FMT: Because then it’s prana and prana moves whether your muscles contract or not.

MS: That is how the work I’m doing will revolutionize how we teach rehabilitation.

FMT: In everyone’s life, the body’s ability to perform or respond changes, some more dramatically or suddenly than others.

MS: What I confronted as a thirteen-year-old and eventually reclaimed as a twenty-five-year-old through yoga is a process every
recreational athlete or professional athlete goes through, such as when your body starts to get more sore when you go out and play a pickup basketball game and you have to go take Advil because your knees hurt.

One reason why I love sports and watching sports is the grace of how people use their bodies. You can see this watching how someone at their peak uses their body in space, like Michael Jordan or Tiger Woods. They have brilliant mind/body integration shown through beautiful athletics. When an athlete’s done with their career they close the door, I’m sad about that because they should find a way to still experience the core of what they love and realize that is wasn’t just about playing basketball, it was about these other things.

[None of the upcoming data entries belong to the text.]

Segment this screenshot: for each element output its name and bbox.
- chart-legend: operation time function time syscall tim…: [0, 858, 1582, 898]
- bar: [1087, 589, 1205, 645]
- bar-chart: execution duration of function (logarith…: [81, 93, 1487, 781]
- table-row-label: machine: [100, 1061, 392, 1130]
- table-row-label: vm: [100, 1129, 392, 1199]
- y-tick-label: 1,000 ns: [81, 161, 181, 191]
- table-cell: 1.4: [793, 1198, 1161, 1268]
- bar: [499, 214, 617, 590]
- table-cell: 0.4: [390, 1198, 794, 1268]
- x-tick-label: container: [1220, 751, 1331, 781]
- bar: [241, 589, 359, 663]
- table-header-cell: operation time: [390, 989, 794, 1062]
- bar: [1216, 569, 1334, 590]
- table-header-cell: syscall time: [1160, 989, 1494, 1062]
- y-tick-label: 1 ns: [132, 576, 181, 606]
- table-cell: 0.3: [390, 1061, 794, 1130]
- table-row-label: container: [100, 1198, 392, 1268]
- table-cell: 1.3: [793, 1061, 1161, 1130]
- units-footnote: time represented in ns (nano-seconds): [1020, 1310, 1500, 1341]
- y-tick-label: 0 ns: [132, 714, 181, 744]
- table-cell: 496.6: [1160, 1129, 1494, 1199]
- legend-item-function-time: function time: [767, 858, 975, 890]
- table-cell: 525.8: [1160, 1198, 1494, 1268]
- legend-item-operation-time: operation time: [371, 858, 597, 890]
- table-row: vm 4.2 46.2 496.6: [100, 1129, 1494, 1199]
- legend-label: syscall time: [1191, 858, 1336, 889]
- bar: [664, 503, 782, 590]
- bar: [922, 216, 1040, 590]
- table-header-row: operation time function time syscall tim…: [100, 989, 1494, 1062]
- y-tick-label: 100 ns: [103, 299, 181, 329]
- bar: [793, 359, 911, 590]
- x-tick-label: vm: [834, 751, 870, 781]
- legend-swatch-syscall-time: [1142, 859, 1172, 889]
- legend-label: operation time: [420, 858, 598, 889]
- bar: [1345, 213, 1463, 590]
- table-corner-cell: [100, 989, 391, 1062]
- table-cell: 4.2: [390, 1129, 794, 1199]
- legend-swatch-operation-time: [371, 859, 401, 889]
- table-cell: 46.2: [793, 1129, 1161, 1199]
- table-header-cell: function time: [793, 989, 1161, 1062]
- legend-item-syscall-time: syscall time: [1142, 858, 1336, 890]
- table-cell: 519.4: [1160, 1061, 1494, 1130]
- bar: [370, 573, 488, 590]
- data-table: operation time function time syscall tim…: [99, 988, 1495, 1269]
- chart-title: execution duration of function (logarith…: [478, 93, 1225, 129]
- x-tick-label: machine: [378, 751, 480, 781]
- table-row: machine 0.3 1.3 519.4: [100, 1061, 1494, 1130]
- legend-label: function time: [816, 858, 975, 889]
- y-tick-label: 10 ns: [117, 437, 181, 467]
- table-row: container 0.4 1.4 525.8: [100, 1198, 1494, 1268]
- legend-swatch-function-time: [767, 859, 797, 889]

I think yoga has a lot to teach an athlete, especially an aging athlete. There is another way to do it that doesn’t take so much will or physical strength. After all, Mr. Iyengar can practice drop-backs at ninety. It’s not unlike when you’re holding a pose for a long time. Where does the strength come from? Some ancient texts talk about the fact that yoga doesn’t begin until the point of failure. I don’t teach that way, but I can see exactly why they say that. Right when you grip so hard you can’t hold anymore, you have to find another type of resource. As you age, you find another type of strength, one that comes more from the breath, alignment, precision balance rather than muscular action.

When I realized that, the sad little boy who had lost his athleticism got way happier, because he entered my yoga practice. The joy of movement came back to me. I feel, and write in Waking, that athletics is sensual beauty disguised as competition. What’s going on in athletics is so much of what happens in yoga, that sensual beauty disguised as competition. You can say yoga is sensual beauty disguised as asana.